Справедливы слова поэтессы Ирины Снеговой: «Мастеровой не может не работать, он упускает тайну ремесла». Действительно, тайна ремесла от певца, который выходит на сцену лишь три раза в месяц, уходит. Надо по крайней мере в среднем через день-два выступать в спектакле или концерте. Не в классе петь, не экзерсисы — это мертвое дело, а в живой работе, перед публикой в естественных, нормальных условиях загружать и таким образом развивать свой вокальный и актерский аппарат.

В репертуаре певца должна гармонично сочетаться музыка разных эпох, разных стран. Плохо, если артист ограничивает свой репертуар, скажем, только классической музыкой или специализируется преимущественно на современной музыке. Мне понравилась мысль, высказанная балетным мастером Марисом Лиепой в статье «Грани таланта»: «Мы совершенствуемся на старой хореографии, но растем на новой»[32]. Так же и певцы: совершенствование вокальной техники, выделка голоса должна происходить на классическом репертуаре. Но развитие вокалиста идет очень интенсивно, когда артист обращается к современной музыке, общается с композиторами-современниками, которые в первую очередь определяют музыкальный уровень своей эпохи.

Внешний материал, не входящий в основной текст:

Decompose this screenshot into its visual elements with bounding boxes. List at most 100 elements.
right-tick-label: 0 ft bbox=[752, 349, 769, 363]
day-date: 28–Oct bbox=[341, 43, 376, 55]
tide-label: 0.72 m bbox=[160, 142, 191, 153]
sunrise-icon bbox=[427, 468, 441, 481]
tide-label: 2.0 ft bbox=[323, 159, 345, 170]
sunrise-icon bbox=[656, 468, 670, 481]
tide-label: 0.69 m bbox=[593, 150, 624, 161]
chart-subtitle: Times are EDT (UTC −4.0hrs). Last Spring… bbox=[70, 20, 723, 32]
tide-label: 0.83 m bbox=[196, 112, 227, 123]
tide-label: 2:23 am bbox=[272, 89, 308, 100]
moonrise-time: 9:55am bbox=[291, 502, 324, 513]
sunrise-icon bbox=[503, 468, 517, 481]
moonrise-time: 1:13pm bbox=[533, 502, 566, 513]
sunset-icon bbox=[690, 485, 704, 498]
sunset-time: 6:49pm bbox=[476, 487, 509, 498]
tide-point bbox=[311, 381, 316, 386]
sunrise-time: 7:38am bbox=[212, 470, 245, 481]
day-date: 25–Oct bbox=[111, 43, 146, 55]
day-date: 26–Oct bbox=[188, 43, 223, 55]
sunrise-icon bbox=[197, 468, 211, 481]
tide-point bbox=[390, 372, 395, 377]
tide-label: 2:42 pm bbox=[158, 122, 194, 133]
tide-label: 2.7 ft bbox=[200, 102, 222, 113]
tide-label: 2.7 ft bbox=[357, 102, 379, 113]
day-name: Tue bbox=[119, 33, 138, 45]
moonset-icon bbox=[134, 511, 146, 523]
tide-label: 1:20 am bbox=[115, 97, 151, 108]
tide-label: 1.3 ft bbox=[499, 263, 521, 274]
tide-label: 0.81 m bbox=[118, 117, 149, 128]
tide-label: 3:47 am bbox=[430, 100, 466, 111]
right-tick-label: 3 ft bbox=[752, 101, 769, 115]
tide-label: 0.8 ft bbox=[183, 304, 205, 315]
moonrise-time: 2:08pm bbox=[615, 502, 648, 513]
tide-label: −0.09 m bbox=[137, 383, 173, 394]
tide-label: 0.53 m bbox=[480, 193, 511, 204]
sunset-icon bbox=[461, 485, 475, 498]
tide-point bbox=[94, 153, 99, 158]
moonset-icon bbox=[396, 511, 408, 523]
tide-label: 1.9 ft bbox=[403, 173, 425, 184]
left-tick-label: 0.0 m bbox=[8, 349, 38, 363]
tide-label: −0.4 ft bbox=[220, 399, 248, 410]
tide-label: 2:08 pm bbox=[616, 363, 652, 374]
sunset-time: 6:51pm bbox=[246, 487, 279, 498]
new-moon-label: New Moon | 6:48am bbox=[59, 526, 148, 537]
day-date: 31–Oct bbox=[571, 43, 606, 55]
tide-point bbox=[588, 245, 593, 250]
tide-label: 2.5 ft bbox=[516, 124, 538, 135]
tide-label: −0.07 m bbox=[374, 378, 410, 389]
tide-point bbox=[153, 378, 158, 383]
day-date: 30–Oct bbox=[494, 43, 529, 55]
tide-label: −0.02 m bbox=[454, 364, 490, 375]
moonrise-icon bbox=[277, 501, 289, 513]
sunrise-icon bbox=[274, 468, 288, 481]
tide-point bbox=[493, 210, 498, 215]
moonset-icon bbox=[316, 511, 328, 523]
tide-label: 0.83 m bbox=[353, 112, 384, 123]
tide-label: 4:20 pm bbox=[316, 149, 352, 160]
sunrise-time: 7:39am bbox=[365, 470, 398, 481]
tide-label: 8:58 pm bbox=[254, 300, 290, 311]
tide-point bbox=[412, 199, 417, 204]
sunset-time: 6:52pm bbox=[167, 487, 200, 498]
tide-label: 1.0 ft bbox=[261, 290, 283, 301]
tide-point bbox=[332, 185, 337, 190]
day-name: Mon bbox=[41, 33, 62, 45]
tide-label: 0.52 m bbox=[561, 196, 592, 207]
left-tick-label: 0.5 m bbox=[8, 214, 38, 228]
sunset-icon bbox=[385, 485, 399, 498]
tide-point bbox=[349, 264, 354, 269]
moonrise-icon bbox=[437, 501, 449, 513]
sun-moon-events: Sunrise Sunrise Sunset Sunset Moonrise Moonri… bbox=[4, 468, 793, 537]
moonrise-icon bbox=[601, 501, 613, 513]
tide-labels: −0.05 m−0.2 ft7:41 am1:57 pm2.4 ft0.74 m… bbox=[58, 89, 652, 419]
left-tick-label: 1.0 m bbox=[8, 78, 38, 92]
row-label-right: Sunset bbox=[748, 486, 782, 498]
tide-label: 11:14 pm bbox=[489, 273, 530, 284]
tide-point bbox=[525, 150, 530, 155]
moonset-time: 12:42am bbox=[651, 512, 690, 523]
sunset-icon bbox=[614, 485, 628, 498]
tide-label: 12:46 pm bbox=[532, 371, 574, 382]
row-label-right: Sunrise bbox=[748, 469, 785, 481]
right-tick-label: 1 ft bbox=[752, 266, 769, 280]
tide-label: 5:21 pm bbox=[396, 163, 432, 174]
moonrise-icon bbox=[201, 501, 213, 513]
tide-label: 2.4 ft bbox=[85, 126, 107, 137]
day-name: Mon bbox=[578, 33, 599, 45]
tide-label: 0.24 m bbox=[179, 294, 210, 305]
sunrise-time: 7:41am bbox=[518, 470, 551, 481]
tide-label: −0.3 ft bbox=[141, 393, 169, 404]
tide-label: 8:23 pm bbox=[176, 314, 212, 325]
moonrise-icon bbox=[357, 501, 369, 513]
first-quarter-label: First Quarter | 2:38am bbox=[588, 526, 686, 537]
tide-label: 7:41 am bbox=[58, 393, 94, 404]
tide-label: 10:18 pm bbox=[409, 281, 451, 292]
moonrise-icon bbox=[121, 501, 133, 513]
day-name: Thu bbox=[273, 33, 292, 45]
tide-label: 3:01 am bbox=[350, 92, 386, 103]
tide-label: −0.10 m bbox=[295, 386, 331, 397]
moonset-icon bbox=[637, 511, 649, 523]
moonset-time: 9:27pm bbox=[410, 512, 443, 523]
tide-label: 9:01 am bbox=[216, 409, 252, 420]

На конкурсах вокалистов мне не раз приходилось наблюдать, что практически все певцы прекрасно исполняют, во-первых, народную песню своей страны и, во-вторых, музыку современных композиторов. Причем очень хорошо исполняют эти произведения не только те участники, которые вообще удачно выступают в конкурсе, но и те, которые все остальное поют далеко не блестяще.

То, что хорошо поются народные песни, — понятно. Они передают что-то родное, близкое певцу, они впитаны им, что называется, с молоком матери. А почему молодые вокалисты хорошо поют современную музыку? Не прав ли И. Ф. Стравинский, утверждавший, что воспитание исполнителей следует начинать с современной музыки и потом постепенно переходить к музыке других эпох? Возможно, современные интонации, гармония, темпы, созданные композиторами нашего времени, будучи более близкими по духу певцам, оказываются и более доступными для их не всегда совершенной вокальной техники.

Часто бывает: появляется артист талантливый, молодой, все о нем говорят. Но он не просто вдруг стал известен, а сверкнул в определенной роли, и чаще всего это не первая его роль. Он выступал и в других партиях, но его не замечали. Но вот он нашел свою роль. В большинстве случаев это роль в современной опере или в опере, которая мало известна или до сих пор не имевшая достойной интерпретации. Ее надо искать. Каждый артист всю свою творческую жизнь ищет эту роль, и не всякий ее находит. Где ее найдешь — неизвестно. Тем более обидно, что артисты часто стремятся прежде всего к известным, признанным ролям, в которых прославились их великие предшественники. Но здесь-то открытий почти не бывает. Вспомним Федора Ивановича Шаляпина. Ведь он стал Шаляпиным, выступая прежде всего в операх современных ему композиторов или в тех, которые прежде не имели успеха, не получили признания.

Нет нужды доказывать, что он был величайшим певцом всех времен и народов. Шаляпин гениален. У него нет соперников. Такого количества ролей, интерпретации которых стали эталонами, кроме Шаляпина, не создал ни один певец. Подумать только: Сусанин, Мельник, Борис Годунов, Фарлаф, Еремка, дон Базилио, Мефистофель — Гуно и Бойто, — Галицкий, Досифей, Алеко, Варяжский гость, Сальери, Иван Грозный, Дон Кихот! — причем он был первым исполнителем шести последних ролей (всего в его репертуаре было шестьдесят семь оперных партий…). А концертный репертуар (более четырехсот произведений) — сколько песен и романсов стали популярными, вошли в программы многих и многих певцов благодаря Шаляпину!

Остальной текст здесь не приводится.